Abrupt drehe ich mich zurück, so dass ich fast in ihn krache.
„Familienstress. Du?"
„Ich wohne hier.", meint er, seine Stimme zitternd. Er fährt mit seiner Hand an meinem Arm entlang, seine Augen auf mich gerichtet.
„Jake redet nicht mehr mit mir."
„Mit mir bis heute Morgen auch nicht. Jetzt sind wir Freunde."
Seine Hand lenkt mich ab, lässt meine Gedanken wild herumfliegen und mein Herz rasen.
„Scott, hör auf.", ich nehme seine Hand und trete einen Schritt zurück.
Er sieht aus, wie ein verlorener Hund, der den Weg nach Hause nicht findet.
„Können wir reden? Ich könnte wirklich jemanden zum Reden gebrauchen."
Ich nicke, mein Glas fest umklammert. Scott setzt sich zu dem Tisch und schaut mich erwartungsvoll an.
„Bitte sag mir, du hast nicht hier in der Küche auf mich gewartet."
„Ach bitte, sei nicht so eingebildet, ich wusste gar nicht dass du hier bist."
„Wieso glaube ich dir das nur nicht?"
Scott lacht leise, doch wird plötzlich wieder ernst.
„Also?", frage ich. Jake wartet sicher auf mich.
„Ich wollte mich nur bei dir bedanken."
Was?
„Was? Wieso solltest du dich bei mir bedanken?"
Jetzt ja nicht lachen Junia, nein, nicht passend.
„Du hast mir irgendwie gezeigt, dass ich Frauen schlecht behandle."
Wow, dem ist wohl ein Licht aufgegangen.
„Immer wieder gerne."
„Ich meine das ernst, Junia."
„Ich weiß Scott und ich bin stolz auf dich, doch wir können nicht zusammen sein."
Er berührt mich wieder am Arm und schon wieder fühle ich mich unwohl.
„Ist mir klar.", meint er nur.
„Gut.", ich versuche aufzustehen doch er hält noch immer meinen Arm.
„Was ist Scott?"
„Jake ist echt ein Idiot, wenn er dich nicht zurück nimmt." Und schon lässt er mich los und geht in Richtung Treppenhaus. Geschockt setze ich mich wieder hin und versuche verzweifelt meine Nerven zusammenzusammeln.
Was war das gerade?
Wieso ist das passiert?
Ich sollte wirklich aufhören in diesem Haus Wasser trinken gehen zu wollen.
Als ich mich auf den Weg mache, um wieder zu Jake ins Zimmer zu gehen sehe ich es erst. Einen Schopf Haare hinter dem Türrahmen. Die Augen der Person starren mich an, seine Mundwinkel sind nach oben gebogen und sein Gesicht ist halb in der Dunkelheit der Nacht.
Wäre dass ich Horrorfilm würde ich schreiend wegrennen. Aber weil das mein Leben ist und ich sonst immer flüchte, bleibe ich stehen.
„Wie lange stehst du schon da?"
„Lange genug."
Er streckt seine Hände aus und legt seine Arme auf meine Schulter, sodass ich in einer Umarmung lande. In einer gutriechenden Umarmung.

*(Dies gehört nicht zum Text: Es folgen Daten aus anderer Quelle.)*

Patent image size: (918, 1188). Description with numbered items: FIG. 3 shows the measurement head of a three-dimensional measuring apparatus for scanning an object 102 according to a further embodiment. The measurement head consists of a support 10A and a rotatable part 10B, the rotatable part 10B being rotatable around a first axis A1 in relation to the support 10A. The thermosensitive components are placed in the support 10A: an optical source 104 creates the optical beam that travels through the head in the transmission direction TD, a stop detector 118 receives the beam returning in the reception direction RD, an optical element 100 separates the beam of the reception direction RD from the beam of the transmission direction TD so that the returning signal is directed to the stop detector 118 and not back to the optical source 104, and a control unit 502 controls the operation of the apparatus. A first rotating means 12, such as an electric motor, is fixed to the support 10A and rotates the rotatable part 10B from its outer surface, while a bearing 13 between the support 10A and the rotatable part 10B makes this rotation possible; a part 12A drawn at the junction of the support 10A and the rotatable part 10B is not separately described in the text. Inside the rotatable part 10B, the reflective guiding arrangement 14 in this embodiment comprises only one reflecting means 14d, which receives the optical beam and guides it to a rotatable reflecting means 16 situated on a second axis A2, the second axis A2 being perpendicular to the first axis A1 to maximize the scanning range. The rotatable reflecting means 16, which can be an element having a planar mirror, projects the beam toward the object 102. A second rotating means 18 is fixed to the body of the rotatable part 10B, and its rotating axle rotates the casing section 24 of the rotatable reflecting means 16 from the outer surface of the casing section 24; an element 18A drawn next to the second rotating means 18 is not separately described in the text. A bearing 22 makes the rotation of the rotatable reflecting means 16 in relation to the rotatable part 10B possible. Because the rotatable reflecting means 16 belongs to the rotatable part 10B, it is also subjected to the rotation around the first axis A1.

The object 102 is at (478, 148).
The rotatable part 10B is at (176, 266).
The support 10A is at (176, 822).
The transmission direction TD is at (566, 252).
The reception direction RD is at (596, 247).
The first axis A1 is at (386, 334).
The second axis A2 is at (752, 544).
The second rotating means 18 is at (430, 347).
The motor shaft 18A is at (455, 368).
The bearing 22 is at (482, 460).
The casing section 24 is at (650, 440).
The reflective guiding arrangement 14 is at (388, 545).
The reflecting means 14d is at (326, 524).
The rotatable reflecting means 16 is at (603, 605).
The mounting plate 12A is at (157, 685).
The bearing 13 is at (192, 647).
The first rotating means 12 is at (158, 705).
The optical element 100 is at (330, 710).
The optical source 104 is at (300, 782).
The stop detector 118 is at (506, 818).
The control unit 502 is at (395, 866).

„Scott hat Recht, ich wäre echt ein Idiot." Und schon habe ich seine Lippen auf meinen, die mich leidenschaftlich küssen.
Leidenschaftlich, hungrig, heißblütig, brennend. Wie ihr es nennen wollt.

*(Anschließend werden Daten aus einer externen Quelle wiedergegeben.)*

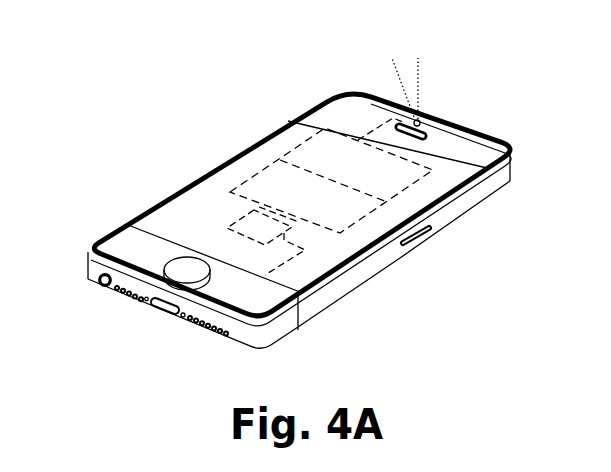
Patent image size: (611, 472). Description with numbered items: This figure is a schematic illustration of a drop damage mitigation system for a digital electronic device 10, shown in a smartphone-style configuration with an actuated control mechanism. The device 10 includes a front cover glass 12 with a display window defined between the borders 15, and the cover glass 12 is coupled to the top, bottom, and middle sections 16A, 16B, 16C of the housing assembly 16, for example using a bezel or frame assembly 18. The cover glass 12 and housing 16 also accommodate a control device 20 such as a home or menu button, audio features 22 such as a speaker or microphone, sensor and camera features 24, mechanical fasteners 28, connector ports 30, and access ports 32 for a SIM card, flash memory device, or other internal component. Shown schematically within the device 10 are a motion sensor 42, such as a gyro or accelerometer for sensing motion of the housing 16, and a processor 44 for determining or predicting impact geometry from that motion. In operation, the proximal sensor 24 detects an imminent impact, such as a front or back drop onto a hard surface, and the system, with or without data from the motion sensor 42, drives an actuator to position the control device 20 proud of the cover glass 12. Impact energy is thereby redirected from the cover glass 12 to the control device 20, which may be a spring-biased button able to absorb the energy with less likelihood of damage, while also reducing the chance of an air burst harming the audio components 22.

Der Kuss fühlte sich an, wie eine Antwort auf alle Fragen die sich in diesem Moment in meinen Kopf schleichen.
Hat er mir vergeben?
Sind wir wieder zusammen?
Wie fühlen sich noch schnell seine Lippen an?
In diesem Moment waren nur wir beide wichtig, seine Berührung auf meiner Haut und seine Lippen auf meinen.

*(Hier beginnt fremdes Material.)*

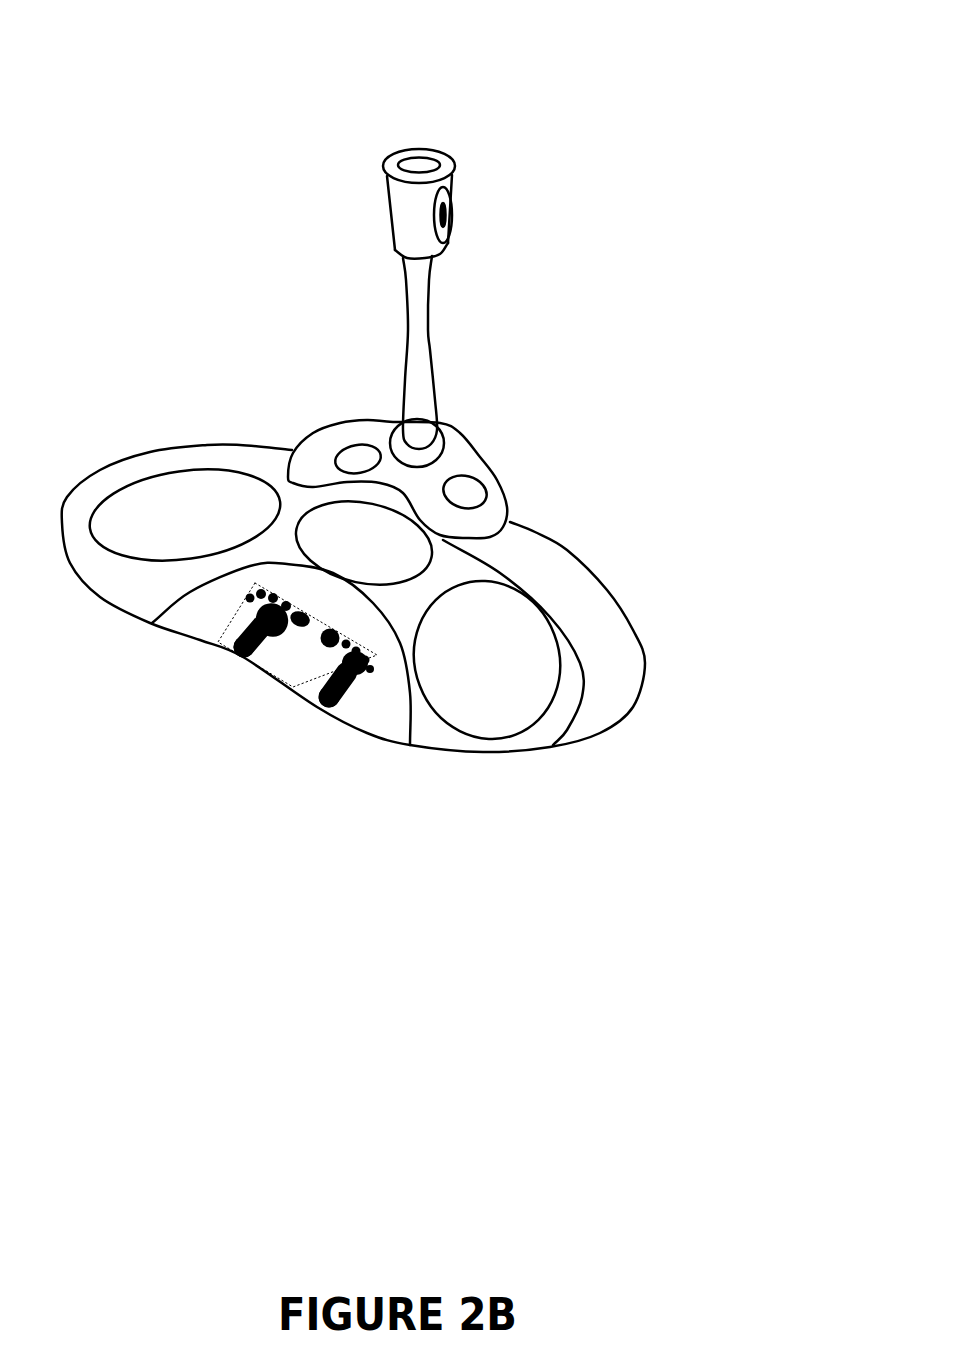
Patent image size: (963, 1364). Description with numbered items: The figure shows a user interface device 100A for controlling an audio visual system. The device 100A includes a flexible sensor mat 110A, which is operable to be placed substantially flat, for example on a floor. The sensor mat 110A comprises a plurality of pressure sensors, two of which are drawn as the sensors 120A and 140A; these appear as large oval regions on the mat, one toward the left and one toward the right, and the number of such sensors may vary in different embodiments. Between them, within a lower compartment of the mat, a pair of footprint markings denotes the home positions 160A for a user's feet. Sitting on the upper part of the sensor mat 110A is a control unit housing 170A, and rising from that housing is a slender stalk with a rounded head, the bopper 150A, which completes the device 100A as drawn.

The user interface device 100A is at (80, 22).
The flexible sensor mat 110A is at (645, 664).
The pressure sensor 120A is at (207, 524).
The pressure sensor 140A is at (514, 661).
The bopper 150A is at (433, 308).
The home positions 160A is at (323, 707).
The control unit housing 170A is at (498, 461).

Jake hebt mich auf, der Muskelmann der er ist, und trägt mich die Treppen rauf, in sein Zimmer.
Wie romantisch.
Wir küssen uns weiter, versuchen so leise zu sein wie möglich und schon wird die Kleidung entfernt. Jede einzelne Berührung von ihm brennt auf meiner Haut und löst einen Schauer von Lust aus.
Ja, ich habe das Wort ‚Lust' verwendet. Deal with it.
Und bevor ich überhaupt darüber nachdenken konnte, passierte es einfach.
Mit Jake.
Dem heißen Briten, der vor einer Stunde noch das Wort ‚Freunde' im Bezug auf uns verwendet hat. Dem heißen Briten der in der ganzen als ‚heißer Brite' bezeichnet wird.
Und man habe ich lange auf diesen Moment gewartet.